In this case, though, Sabina's early obsessions with masturbation and (yes) fecal matter were minimized, mainly due to the film's economical 99-minute running time.
Mr. Cronenberg's instructions to her: He wanted Sabina's tics to be facial, so he could shoot her in close-up, and he wanted a "mid-Atlantic accent with a blush of Russian."
Ms. Knightley said, "OK, I don't know what that is, but I'll find it. Fine." She studied with a dialogue coach, listened to a lot of tennis players on YouTube and practiced layering one accent on top of another, as if she were a Russian learning to speak English.
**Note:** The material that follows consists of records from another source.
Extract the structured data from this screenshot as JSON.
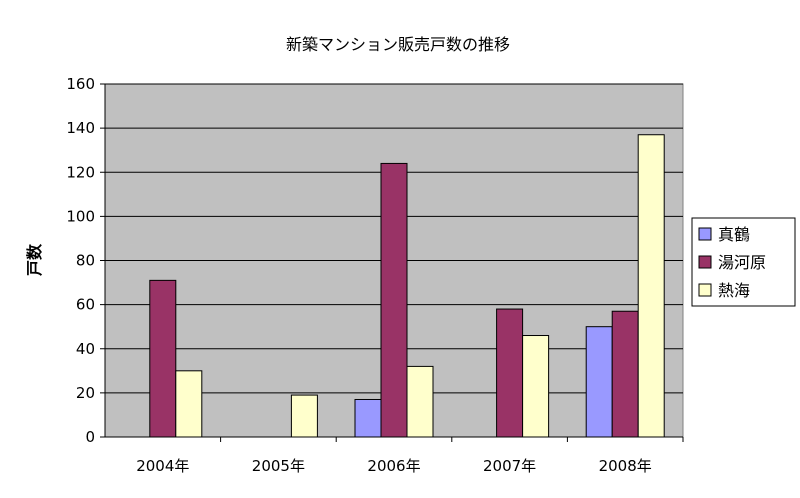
{
  "chart_data": {
    "type": "bar",
    "title": "新築マンション販売戸数の推移",
    "xlabel": "",
    "ylabel": "戸数",
    "categories": [
      "2004年",
      "2005年",
      "2006年",
      "2007年",
      "2008年"
    ],
    "series": [
      {
        "name": "真鶴",
        "values": [
          0,
          0,
          17,
          0,
          50
        ],
        "color": "#9999ff"
      },
      {
        "name": "湯河原",
        "values": [
          71,
          0,
          124,
          58,
          57
        ],
        "color": "#993366"
      },
      {
        "name": "熱海",
        "values": [
          30,
          19,
          32,
          46,
          137
        ],
        "color": "#ffffcc"
      }
    ],
    "ylim": [
      0,
      160
    ],
    "yticks": [
      0,
      20,
      40,
      60,
      80,
      100,
      120,
      140,
      160
    ],
    "grid": true,
    "plot_background": "#c0c0c0",
    "legend_position": "right"
  }
}
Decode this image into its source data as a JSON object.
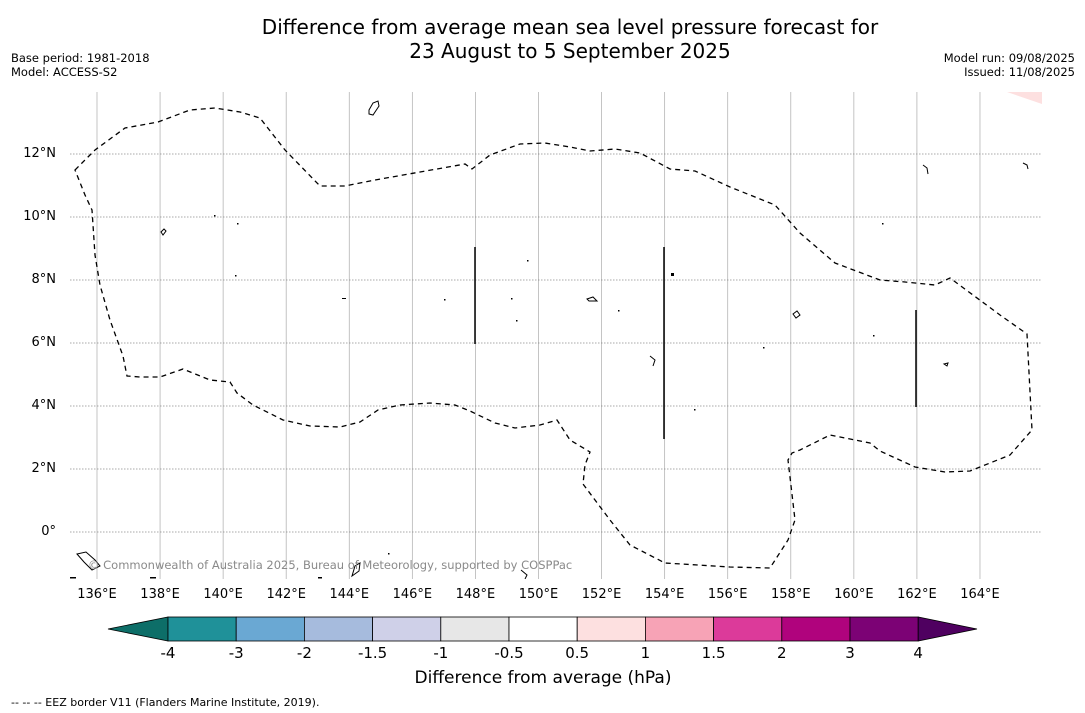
{
  "title_line1": "Difference from average mean sea level pressure forecast for",
  "title_line2": "23 August to 5 September 2025",
  "base_period": "Base period: 1981-2018",
  "model": "Model: ACCESS-S2",
  "model_run": "Model run: 09/08/2025",
  "issued": "Issued: 11/08/2025",
  "lat_labels": [
    "12°N",
    "10°N",
    "8°N",
    "6°N",
    "4°N",
    "2°N",
    "0°"
  ],
  "lon_labels": [
    "136°E",
    "138°E",
    "140°E",
    "142°E",
    "144°E",
    "146°E",
    "148°E",
    "150°E",
    "152°E",
    "154°E",
    "156°E",
    "158°E",
    "160°E",
    "162°E",
    "164°E"
  ],
  "copyright": "© Commonwealth of Australia 2025, Bureau of Meteorology, supported by COSPPac",
  "colorbar": {
    "title": "Difference from average (hPa)",
    "labels": [
      "-4",
      "-3",
      "-2",
      "-1.5",
      "-1",
      "-0.5",
      "0.5",
      "1",
      "1.5",
      "2",
      "3",
      "4"
    ],
    "colors": [
      "#1f9199",
      "#6aa8d3",
      "#a6bbdd",
      "#cfd0e8",
      "#e7e7e7",
      "#ffffff",
      "#fde0e0",
      "#f7a3b6",
      "#dc3a9a",
      "#b0037d",
      "#7c0275"
    ],
    "under_color": "#0d6e68",
    "over_color": "#4f0060"
  },
  "footer": "--  --  -- EEZ border V11 (Flanders Marine Institute, 2019)."
}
As for her leading men, she said, "I've come to work in a very similar way to Viggo, which is research, so when we were doing the scenes together, it was like books piled up to here and notes coming out of everywhere."
And Mr. Fassbender?
"Michael is equally wonderful, but he doesn't work that way at all. He's repetitive. So repetition, repetition, repetition on the script and only the script. But it's really funny, they're both ... hysterical and they're both jokers, so it's lovely seeing them together.
"They're like twins in some weird way as much as they're completely different, they're incredibly similar. They're both great. They're great guys."